Entahlah ... ini dinamakan terlalu sayang atau apa. Sempat heboh ketika Mas Pradipta memutuskan tuk menikah. Di ruang bercat putih dengan atap yang bercat hijau, dan beberapa kursi kayu jati berplitur coklat matang menjadi saksi betapa galaunya mendengar apa yang diutarakan Mas Pradipta. Ini artinya, salah satu dari kami akan ke luar dari rumah, pindah ke rumah sendiri bersama keluarga inti. Kami saling berlempar pandang. Dari Ibu ke Mas Pradipta lalu ke Ibu lagi. Kami saling menautkan tatap mata cemas.

Sejurus kemudian, Ibu tersenyum. Sejenak ia mengambil nafas dalam-dalam dan berkata, “Jika kepergian kalian dari rumah ini adalah karena menikah, maka Ibu tidak keberatan.” Berasa kami semua ingin bersorak lantang. Namun tertahan karena sungkan sama Ibu. Hanya sedikit tertawa riuh di ruang tamu. Mbak Dita yang tak tahu apa-apa, ikut bersorak dan berteriak kegirangan. Ia, kakak pertama yang menderita kelainan. Keterbelakangan mental, tak bisa berbicara, tak bisa berjalan. Orang yang tak mengenal keluarga kami, pasti mengira bahwa Mbak Dita gila. Karena kekurangan itu, kami berlima bergantian memandikan dan menyuapi Mbak Dita.

Ibu tak kami ijinkan capek-capek. Biar Mbak Dita dan rumah menjadi urusan kami berempat. Sebab ibu sudah mulai senja. Kaki pun susah digerakkan. Ibu mengalami pengapuran, menderita asam urat, kolesterol dan darah tinggi. Padangan mata Ibu juga sudah mulai kabur.
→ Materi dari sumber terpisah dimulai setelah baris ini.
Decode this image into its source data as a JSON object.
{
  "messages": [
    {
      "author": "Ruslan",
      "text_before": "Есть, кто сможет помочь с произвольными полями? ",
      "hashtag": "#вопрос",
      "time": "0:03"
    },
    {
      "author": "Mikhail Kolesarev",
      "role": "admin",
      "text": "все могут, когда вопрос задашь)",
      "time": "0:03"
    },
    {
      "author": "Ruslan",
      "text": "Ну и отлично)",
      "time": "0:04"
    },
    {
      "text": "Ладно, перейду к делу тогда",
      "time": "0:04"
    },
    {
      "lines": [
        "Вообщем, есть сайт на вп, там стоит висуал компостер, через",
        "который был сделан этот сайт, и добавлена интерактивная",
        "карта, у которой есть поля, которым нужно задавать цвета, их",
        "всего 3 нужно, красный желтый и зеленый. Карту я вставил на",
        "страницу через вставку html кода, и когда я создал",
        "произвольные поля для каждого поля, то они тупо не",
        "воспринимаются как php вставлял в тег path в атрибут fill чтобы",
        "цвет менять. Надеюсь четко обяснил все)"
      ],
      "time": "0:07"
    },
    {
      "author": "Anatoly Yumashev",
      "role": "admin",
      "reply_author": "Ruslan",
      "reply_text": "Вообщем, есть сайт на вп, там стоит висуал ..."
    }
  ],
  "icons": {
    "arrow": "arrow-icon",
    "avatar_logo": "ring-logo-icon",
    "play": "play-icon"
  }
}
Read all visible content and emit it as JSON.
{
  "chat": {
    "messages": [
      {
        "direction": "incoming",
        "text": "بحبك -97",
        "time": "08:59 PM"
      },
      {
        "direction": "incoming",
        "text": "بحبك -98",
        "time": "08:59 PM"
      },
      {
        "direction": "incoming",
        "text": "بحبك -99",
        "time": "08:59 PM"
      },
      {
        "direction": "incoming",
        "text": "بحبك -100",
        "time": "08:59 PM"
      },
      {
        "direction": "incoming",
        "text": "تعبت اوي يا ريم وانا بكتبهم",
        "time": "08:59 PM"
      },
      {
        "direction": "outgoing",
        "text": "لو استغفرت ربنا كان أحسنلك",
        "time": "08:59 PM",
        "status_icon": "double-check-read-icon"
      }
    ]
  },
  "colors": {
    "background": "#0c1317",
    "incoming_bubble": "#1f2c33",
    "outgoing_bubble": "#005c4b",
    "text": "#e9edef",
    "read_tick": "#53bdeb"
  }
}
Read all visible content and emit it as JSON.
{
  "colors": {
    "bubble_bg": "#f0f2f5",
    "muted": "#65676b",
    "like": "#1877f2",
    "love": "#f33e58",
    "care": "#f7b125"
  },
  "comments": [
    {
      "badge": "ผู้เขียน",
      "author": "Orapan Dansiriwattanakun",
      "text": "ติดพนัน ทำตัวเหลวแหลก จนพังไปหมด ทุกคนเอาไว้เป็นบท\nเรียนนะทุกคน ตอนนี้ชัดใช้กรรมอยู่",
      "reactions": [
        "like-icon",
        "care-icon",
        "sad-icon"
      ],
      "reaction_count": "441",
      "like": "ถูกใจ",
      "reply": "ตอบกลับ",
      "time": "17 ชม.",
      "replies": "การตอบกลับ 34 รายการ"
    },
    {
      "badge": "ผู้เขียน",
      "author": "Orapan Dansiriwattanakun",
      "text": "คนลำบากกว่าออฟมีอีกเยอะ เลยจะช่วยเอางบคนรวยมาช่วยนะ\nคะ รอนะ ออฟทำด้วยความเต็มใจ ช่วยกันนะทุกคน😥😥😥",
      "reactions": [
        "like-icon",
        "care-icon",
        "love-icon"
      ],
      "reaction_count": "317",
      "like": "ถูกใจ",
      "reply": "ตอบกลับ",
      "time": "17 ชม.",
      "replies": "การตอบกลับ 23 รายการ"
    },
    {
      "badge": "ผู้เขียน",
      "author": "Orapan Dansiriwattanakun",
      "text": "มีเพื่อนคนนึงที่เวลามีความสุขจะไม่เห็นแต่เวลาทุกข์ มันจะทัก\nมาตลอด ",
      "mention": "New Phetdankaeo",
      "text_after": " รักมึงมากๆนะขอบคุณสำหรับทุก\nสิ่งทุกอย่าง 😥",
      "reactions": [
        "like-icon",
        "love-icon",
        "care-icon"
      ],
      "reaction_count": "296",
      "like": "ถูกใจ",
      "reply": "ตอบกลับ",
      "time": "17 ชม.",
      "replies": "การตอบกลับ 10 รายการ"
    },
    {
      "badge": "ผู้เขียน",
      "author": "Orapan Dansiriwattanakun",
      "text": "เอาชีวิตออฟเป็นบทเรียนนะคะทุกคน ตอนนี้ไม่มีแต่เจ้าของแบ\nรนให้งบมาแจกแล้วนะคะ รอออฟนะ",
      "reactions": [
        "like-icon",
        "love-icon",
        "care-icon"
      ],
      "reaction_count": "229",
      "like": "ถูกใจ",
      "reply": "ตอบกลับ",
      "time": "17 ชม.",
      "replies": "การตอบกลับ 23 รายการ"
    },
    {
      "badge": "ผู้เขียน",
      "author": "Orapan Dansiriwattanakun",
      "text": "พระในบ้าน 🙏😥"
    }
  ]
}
Sampai akhirnya, anak-anak ibu berkeluarga, tersisa Mbak Dita, Mita dan aku. Mita memutuskan untuk mondok dan mengabdikan diri sebagai tenaga pengajar di pondok tempat dia belajar. Tinggallah aku sendirian yang merawat Ibu dan Mbak Dita di rumah ini. Jika aku menikah nanti, kuharap, pasanganku bersedia tinggal di rumah ini serta sayang pada Ibu dan Mbak Dita. Sebab kakak-kakak iparku, tak seberapa mau mengurus Mbak Dita yang sering sekali bau pesing dan pup di celana.

Bilik itu memang tak pernah wangi. Karena jika Mbak Dita pipis atau pup, Ibu selalu menungguku pulang dari kampus dan tempat kerja. Sebab aku kuliah sambil bekerja menjadi guru di Madrasah Ibtidaiyah kecil dekat rumahku. Aku berjualan sebagai sampingan agar aku tetap bisa kuliah. Jatah ibu tiap bulan dari keempat anaknya pun berkurang karena sudah memiliki keluarga masing-masing. Untungnya Ibu masih ada pensiunan dari almarhum Bapak.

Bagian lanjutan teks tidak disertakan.